I note this second thrill before moving on with what would be the first of the Precure adventures for a good reason. I would have this same experience. I entered the world of Pretty Cure through the western backdoor. Glitter Force and Glitter Force Doki Doki. I once believed the whole of this world consisted of nine super-powered girls (ten, however you determine Regina's role at the end the the GF version of Doki Doki). Then, a little research led me to the work of Toei Animation, and that there were far more than ten (I'm lenient with Regina) GLITTER FORCE WARRIORS. Imagine, all this time, and I had never heard of the word precure before this. I began this new adventure with viewing the eight Smile Precure episodes not in the Glitter Force collection, realized the scope of offering a Japanese mindset in terms understood to an American audience. Then, I began viewing Happiness Charge Precure, and dabbled with the Go! Princess and Yes! Precure 5 Gogo! before thinking of tracing the series back to its beginnings.

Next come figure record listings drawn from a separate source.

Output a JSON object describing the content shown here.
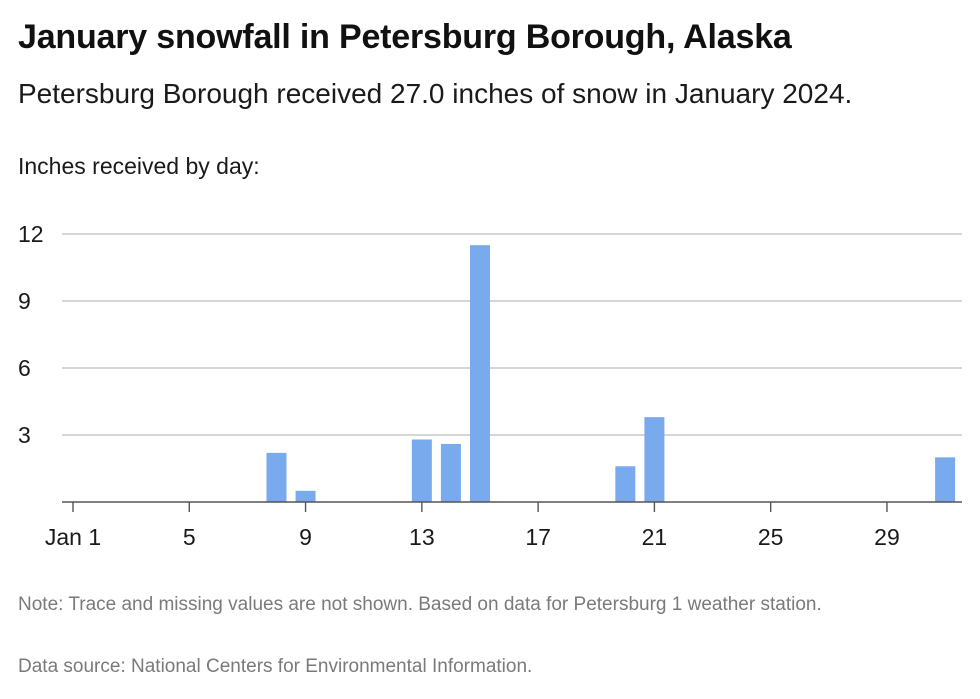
{
  "chart_data": {
    "type": "bar",
    "title": "January snowfall in Petersburg Borough, Alaska",
    "subtitle": "Petersburg Borough received 27.0 inches of snow in January 2024.",
    "ylabel": "Inches received by day:",
    "xlabel": "",
    "x": [
      8,
      9,
      13,
      14,
      15,
      20,
      21,
      31
    ],
    "values": [
      2.2,
      0.5,
      2.8,
      2.6,
      11.5,
      1.6,
      3.8,
      2.0
    ],
    "xlim": [
      1,
      31
    ],
    "ylim": [
      0,
      12
    ],
    "x_ticks": [
      1,
      5,
      9,
      13,
      17,
      21,
      25,
      29
    ],
    "x_tick_labels": [
      "Jan 1",
      "5",
      "9",
      "13",
      "17",
      "21",
      "25",
      "29"
    ],
    "y_ticks": [
      3,
      6,
      9,
      12
    ],
    "y_tick_labels": [
      "3",
      "6",
      "9",
      "12"
    ],
    "grid": true,
    "bar_color": "#7aaaee",
    "note": "Note: Trace and missing values are not shown. Based on data for Petersburg 1 weather station.",
    "source": "Data source: National Centers for Environmental Information."
  }
}
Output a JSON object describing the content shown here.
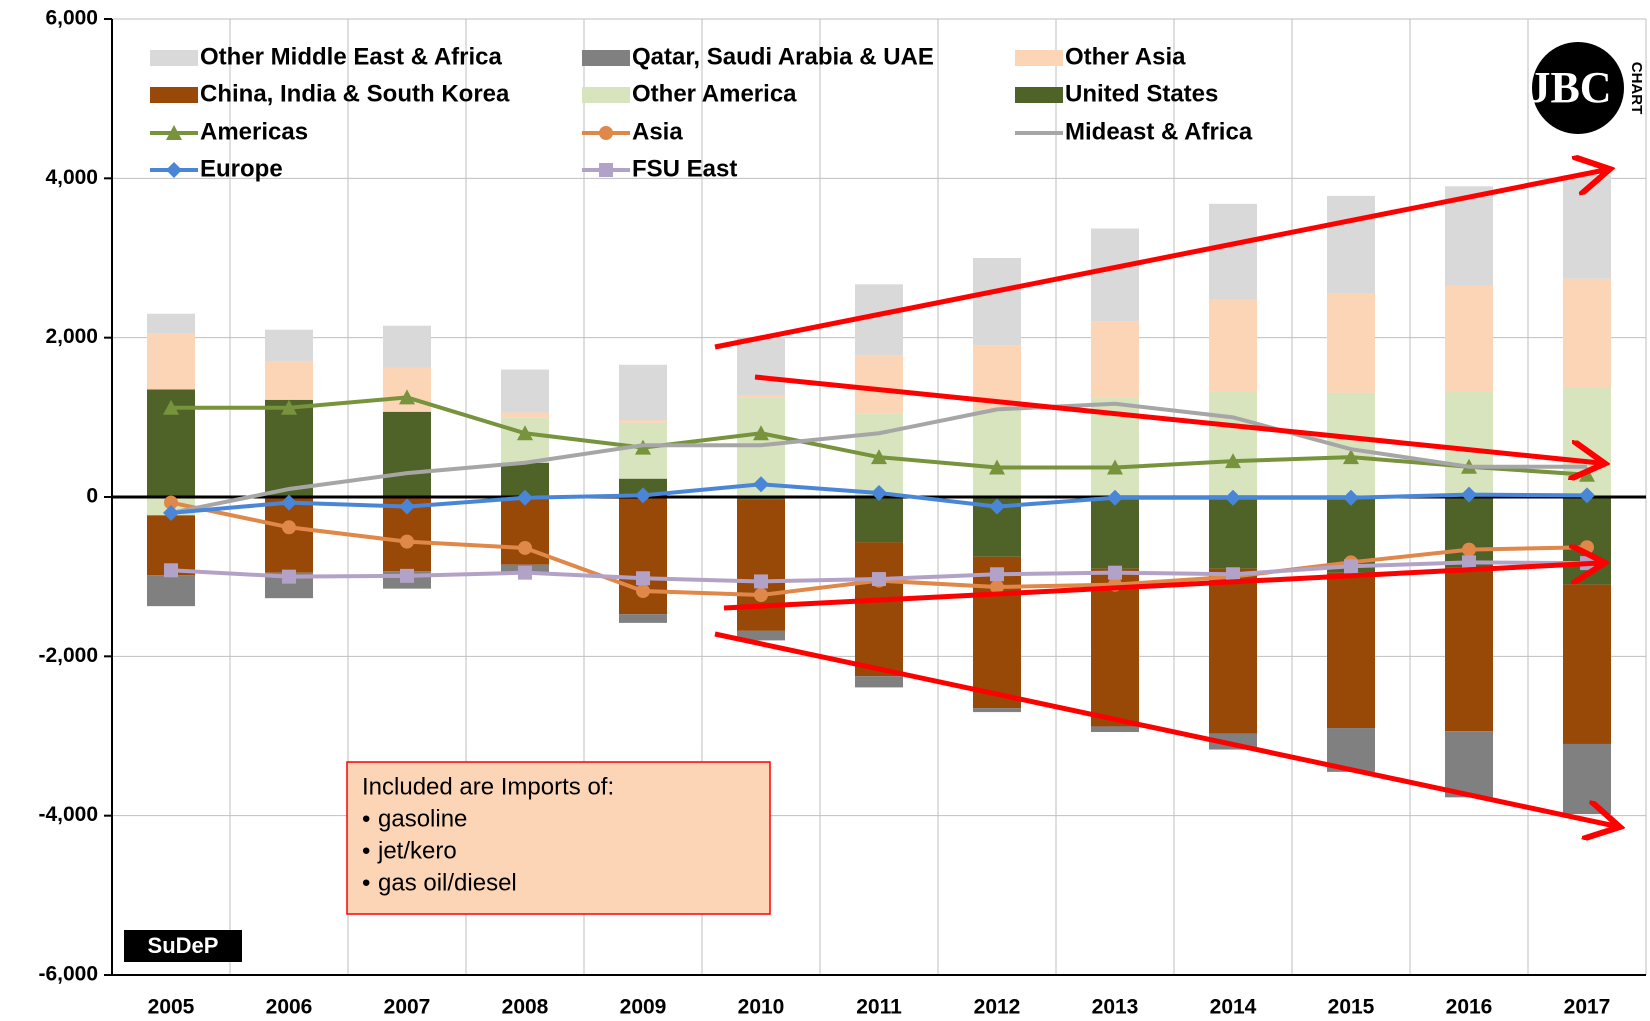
{
  "chart_data": {
    "type": "bar",
    "categories": [
      "2005",
      "2006",
      "2007",
      "2008",
      "2009",
      "2010",
      "2011",
      "2012",
      "2013",
      "2014",
      "2015",
      "2016",
      "2017"
    ],
    "ylim": [
      -6000,
      6000
    ],
    "yticks": [
      {
        "value": -6000,
        "label": "-6,000"
      },
      {
        "value": -4000,
        "label": "-4,000"
      },
      {
        "value": -2000,
        "label": "-2,000"
      },
      0,
      {
        "value": 2000,
        "label": "2,000"
      },
      {
        "value": 4000,
        "label": "4,000"
      },
      {
        "value": 6000,
        "label": "6,000"
      }
    ],
    "grid": true,
    "series": [
      {
        "name": "Other Middle East & Africa",
        "type": "bar",
        "color": "#d9d9d9",
        "values": [
          250,
          400,
          530,
          540,
          700,
          720,
          890,
          1100,
          1170,
          1200,
          1230,
          1250,
          1300
        ]
      },
      {
        "name": "Qatar, Saudi Arabia & UAE",
        "type": "bar",
        "color": "#808080",
        "values": [
          -390,
          -320,
          -220,
          -100,
          -110,
          -120,
          -140,
          -50,
          -70,
          -200,
          -550,
          -830,
          -880
        ]
      },
      {
        "name": "Other Asia",
        "type": "bar",
        "color": "#fbd5b5",
        "values": [
          700,
          480,
          550,
          60,
          30,
          30,
          730,
          800,
          950,
          1150,
          1240,
          1320,
          1360
        ]
      },
      {
        "name": "China, India & South Korea",
        "type": "bar",
        "color": "#984807",
        "values": [
          -750,
          -950,
          -930,
          -850,
          -1470,
          -1650,
          -1680,
          -1900,
          -1980,
          -2070,
          -1950,
          -2060,
          -2000
        ]
      },
      {
        "name": "Other America",
        "type": "bar",
        "color": "#d7e4bd",
        "values": [
          -230,
          0,
          0,
          570,
          700,
          1250,
          1050,
          1100,
          1250,
          1330,
          1310,
          1330,
          1380
        ]
      },
      {
        "name": "United States",
        "type": "bar",
        "color": "#4f6228",
        "values": [
          1350,
          1220,
          1070,
          430,
          230,
          -30,
          -570,
          -750,
          -900,
          -900,
          -950,
          -880,
          -1100
        ]
      },
      {
        "name": "Americas",
        "type": "line",
        "marker": "triangle",
        "color": "#77933c",
        "values": [
          1120,
          1120,
          1250,
          800,
          620,
          800,
          500,
          370,
          370,
          450,
          500,
          380,
          280
        ]
      },
      {
        "name": "Asia",
        "type": "line",
        "marker": "circle",
        "color": "#e0874a",
        "values": [
          -70,
          -380,
          -560,
          -640,
          -1180,
          -1230,
          -1050,
          -1130,
          -1100,
          -1000,
          -820,
          -660,
          -630
        ]
      },
      {
        "name": "Mideast & Africa",
        "type": "line",
        "marker": "none",
        "color": "#a6a6a6",
        "values": [
          -200,
          100,
          300,
          430,
          650,
          650,
          800,
          1100,
          1170,
          1000,
          600,
          380,
          380
        ]
      },
      {
        "name": "Europe",
        "type": "line",
        "marker": "diamond",
        "color": "#4a86d8",
        "values": [
          -200,
          -70,
          -120,
          -10,
          20,
          160,
          50,
          -120,
          -10,
          -10,
          -10,
          30,
          20
        ]
      },
      {
        "name": "FSU East",
        "type": "line",
        "marker": "square",
        "color": "#b3a2c7",
        "values": [
          -920,
          -1000,
          -990,
          -950,
          -1020,
          -1060,
          -1030,
          -970,
          -950,
          -970,
          -870,
          -820,
          -830
        ]
      }
    ],
    "annotation": {
      "title": "Included are Imports of:",
      "items": [
        "gasoline",
        "jet/kero",
        "gas oil/diesel"
      ]
    },
    "logo": {
      "letters": "JBC",
      "text": "CHART"
    },
    "source_logo": "SuDeP"
  }
}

Beginnings. Yes, this leads to the last of the three fascinations with Pretty Cure. Though we are to meet Cure Black and Cure White, the beleaguered citizens of the Kingdom of Light knew that they were soon to once more call upon the legendary warriors of Pretty Cure. In other words, Black and White are but two in a long-running series of unnamed heroes. Not the ultimate first cures, but someplace where Toei could begin their own series of mega-hits. This is refreshingly fortunate. No need for origin stories. No rockets blasting off from doomed planets. No radioactive spiders. No massive doses of gamma rays.
Just two girls striking out on their own paths, united in the purpose of being one of the legendary warriors called on to save the world. Daunting tasks at first, but in the long run ... no biggee.
And the two girls I first became acquainted with, by the power of the dub. Natalie Blackstone and Hannah Whitehouse (now, who was Cure Black and Cure White again?). With the coming of Max Heart, I got used to Nagisa and Hanaka. But, I was surprised that such a market found Canada and the UK. America was missed, and we're all the poorer for it.
The strength of Pretty Cure is that of the conflicts of contrasting personalities. The opening theme is replete with scenes of the two girls walking by each other without noticing. Nagisa is a carefree slacker in all things school, a gifted athlete in lacrosse, with a metabolism which enables her to consume whole grocery store aisles with nary a pound added to thin frame. Hanaka is a studious science geek with a calm reserve around boys. A trait which Nagisa simply does not have ... at least for one boy. The first episodes explores the idea of how these two different personalities could function together as precure, much less be friends. Each girl has her own like-minded set of friends, Nagisa's teammates and Hanaka's fellow Science Club members. But each girl learns to understand the special features of the other. Such as Natalie's friends can be comfortable with calling her Natie ... a privilege which Natie gives to Hanaka.
Once the barriers of different tastes and backgrounds are surmounted, the friendship between the two girls deepen, a trait that is necessary with the series of conflicts with the forces ofthe Dark KIngdom. Episodes switch between each girl growing and maturing toward their graduation from middle school and the battles with the individual warriors of the Dark King. One by one, the enemies are routed and the friendship of Nagisa and Hanaka are cemented.
The issue of the conflicting personalities will be altered (as Cure Black's uniform) in the second series of Max Heart and the discovery of the mysterious personality in the new precure Hikari. Till then, the girls sing, explore and experiment, enjoy each other's company, triumph in lacrosse, and suffer the despair of separation. Good themes in a tale of friendship overcoming adversity and the limitations in a life perceived to be somehow different.
The animation is not the best, as one sees when fans watch the Hugtto Futari wa Precure Movie (Memories) of two years ago. But the music, the opening theme and the closings, set the stage for the long-running series. Check out the ending of the previously mentioned Precure Super Stars movie. It rocks to the Futari Wa Pretty Cure theme.
Cure Black and Cure White are not ultimately the first of the legendary warriors. But they have set in motion a phenom which I hope will see its 20th year in a few more years.